PO42.5 cement: 8 parts of a mixture;

fly ash: 5 parts of a mixture;

steel slag powder: 2 parts of (1);

water slag powder: 3 parts of a mixture;

phosphogypsum: 2 parts of (1);

the building solid waste recycled aggregate comprises the following components: the particle size of the recycled mixed aggregate particles of the construction solid waste crushing and screening is less than 4.75mm, wherein the recycled fine aggregate particles with the particle size of less than 1.18mm account for more than 88 percent of the construction waste residue soil, the content of organic matters is 1 weight percent, and the water content is 7 percent.

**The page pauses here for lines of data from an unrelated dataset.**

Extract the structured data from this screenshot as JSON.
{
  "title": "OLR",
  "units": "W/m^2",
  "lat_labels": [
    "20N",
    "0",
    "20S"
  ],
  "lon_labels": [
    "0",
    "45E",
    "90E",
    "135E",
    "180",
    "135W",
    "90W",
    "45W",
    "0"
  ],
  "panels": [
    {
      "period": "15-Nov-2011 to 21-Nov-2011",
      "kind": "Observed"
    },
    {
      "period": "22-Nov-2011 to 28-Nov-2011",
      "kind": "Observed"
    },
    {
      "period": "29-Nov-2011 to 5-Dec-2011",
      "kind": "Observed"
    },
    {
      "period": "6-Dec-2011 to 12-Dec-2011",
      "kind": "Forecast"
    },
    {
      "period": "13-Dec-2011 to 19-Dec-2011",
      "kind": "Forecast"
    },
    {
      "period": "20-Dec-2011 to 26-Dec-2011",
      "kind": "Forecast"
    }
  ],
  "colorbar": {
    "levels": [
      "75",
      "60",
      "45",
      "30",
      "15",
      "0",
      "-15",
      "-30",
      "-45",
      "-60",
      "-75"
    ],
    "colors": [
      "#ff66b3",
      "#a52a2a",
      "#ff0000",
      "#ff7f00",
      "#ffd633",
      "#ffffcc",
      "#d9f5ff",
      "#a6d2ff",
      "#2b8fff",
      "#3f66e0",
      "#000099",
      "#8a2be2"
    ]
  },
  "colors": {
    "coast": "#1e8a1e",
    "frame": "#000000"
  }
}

The preparation process comprises the following steps:

s1: crushing and screening the building solid waste and removing impurities to obtain qualified mixed recycled aggregate;

s2: mixing a waterproofing agent sodium methylsilicate and water according to the weight ratio of 1: 5 preparing a waterproof agent solution, and mixing a dispersant sodium polyacrylate and water according to the proportion of 1: 10 preparing a dispersing agent solution;

s3: preparing a cementing material: mixing 3 parts of fly ash, 2 parts of steel slag powder, 3 parts of water slag powder and 2 parts of phosphogypsum to obtain a rock-soil curing agent, and uniformly mixing the rock-soil curing agent with 8 parts of PO42.5 cement for later use;

s4: firstly, the construction solid waste recycled aggregate and the cementing material which are measured according to the mixing proportion are subjected to vibration mixing in a double horizontal shaft vibration mixer for 30s, wherein the vibration frequency is more than or equal to 20 HZ; the other group is not started to vibrate and mix for 30 s;

s4: then, water, a waterproof agent solution and a dispersing agent solution are measured according to the mixing proportion, a foaming agent is added into a double-horizontal-shaft vibration stirrer, vibration stirring is carried out for 60s, the other part is not subjected to vibration stirring for 60s, samples are respectively taken, slump expansion is measured by using a phi 80x150mm cylindrical barrel, data are recorded, the slump expansion is judged to be qualified when being not less than 200mm, and the maintenance system is standard maintenance: the maintenance age is 7 days and 28 days, the unconfined compressive strength is detected, and the detection data records are shown in Table 7.

TABLE 7 comparison of liquefied consolidation soil Performance parameters for vibratory/non-vibratory agitation

Item	7 days unconfined compressive strength (MPa)	Unconfined compressive strength (MPa) for 28 days	Slump spread (mm)	Wet weight (kg/m)
					Liquefied consolidated soil with vibration stirring	0.61	0.80	266	1165
Non-vibration stirring liquefied consolidated soil	0.53	0.69	241	1165

From the above table: compared with the liquefied consolidated soil which is not subjected to vibration stirring, the liquefied consolidated soil which is subjected to vibration stirring and has the same proportion has the advantages that the 7-day unconfined compressive strength (MPa) is improved by 15.09%, the 28-day unconfined compressive strength (MPa) is improved by 15.94%, the slump expansion is improved by 6.22%, and the strength of the liquefied consolidated soil which is subjected to vibration stirring is obviously improved compared with that of the liquefied consolidated soil which is not subjected to vibration stirring.